A few weeks ago, I left my job after taking voluntary redundancy. It wasn’t the smartest idea in that, for the time being at least, I no longer have a regular income, but the silver lining is that I can now take off on mini adventures more or less whenever I choose.
If I wake up and feel in the mood, I can pack a few sandwiches into a bag and be on my way within half an hour. Or if I get an invite go out exploring somewhere with a couple of mates, I can almost always say yes.
And I’ve got the added advantage of having England’s Peak District right on my doorstep. Well, a 40-minute drive away, which is as good as, in my book.
So today I took off to the Peak District’s Edale Valley for a bit of hill walking, enticed out by one of the most beautiful days we have seen in the UK so far this year. It wasn’t anything serious or technical, just enough to get my lungs pumping and quads burning.
For those unfamiliar with the area, it’s basically a giant bowl bisected by three hills and a ridge linking them all together. I usually park in the valley bottom in an idyllic little town called Castleton, from where you have to climb up the calf-rippingly steep Winnat’s Pass (which I’ve previously written about here) to the top of the first hill, Mam Tor.
I’ve got an affinity with this peak because, as far as I can remember, it was the first I ever climbed (aged about 4) and one that I keep going back to when I need to kick-start a bit of training. It’s no Gasherbrum or anything, but it’s not bad for 40 minutes from your front door.
Today, Mam Tor was in pristine form, with clear skies opening up a 360-degree panorama from the top that was interrupted only by those scattered puffs of cloud that somehow make a sunny day’s photos look even more impressive. Plus, with it being a Monday, I had it practically all to myself.

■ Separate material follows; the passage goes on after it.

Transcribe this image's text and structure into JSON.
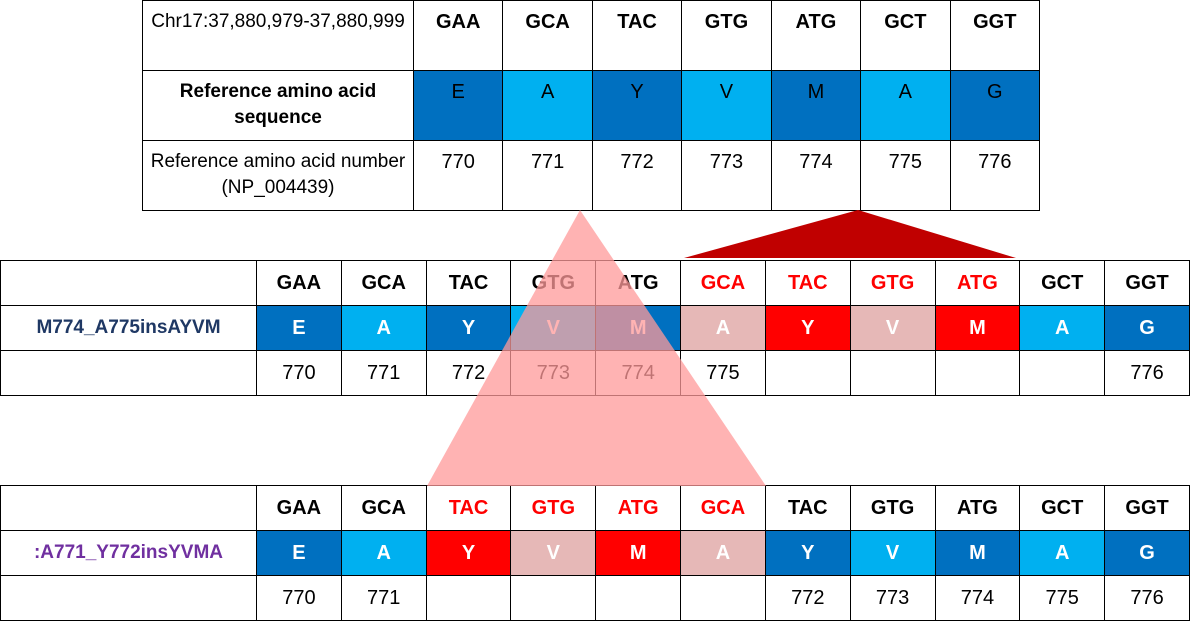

I then set off along the ridge, dropping down and then up again to the second peak, Back Tor, repeated the down-up process to peak No 3, Lose Hill, before doubling all the way back to my car.
The round-trip walk, with a lunch stop in between, only takes about three-and-a-half hours, so it’s not an epic day by any stretch, but it’s always liberating and is a damn sight better than being sat in an office.
It’s unplanned outings like today’s that make jacking in a perfectly good job a lot easier to justify.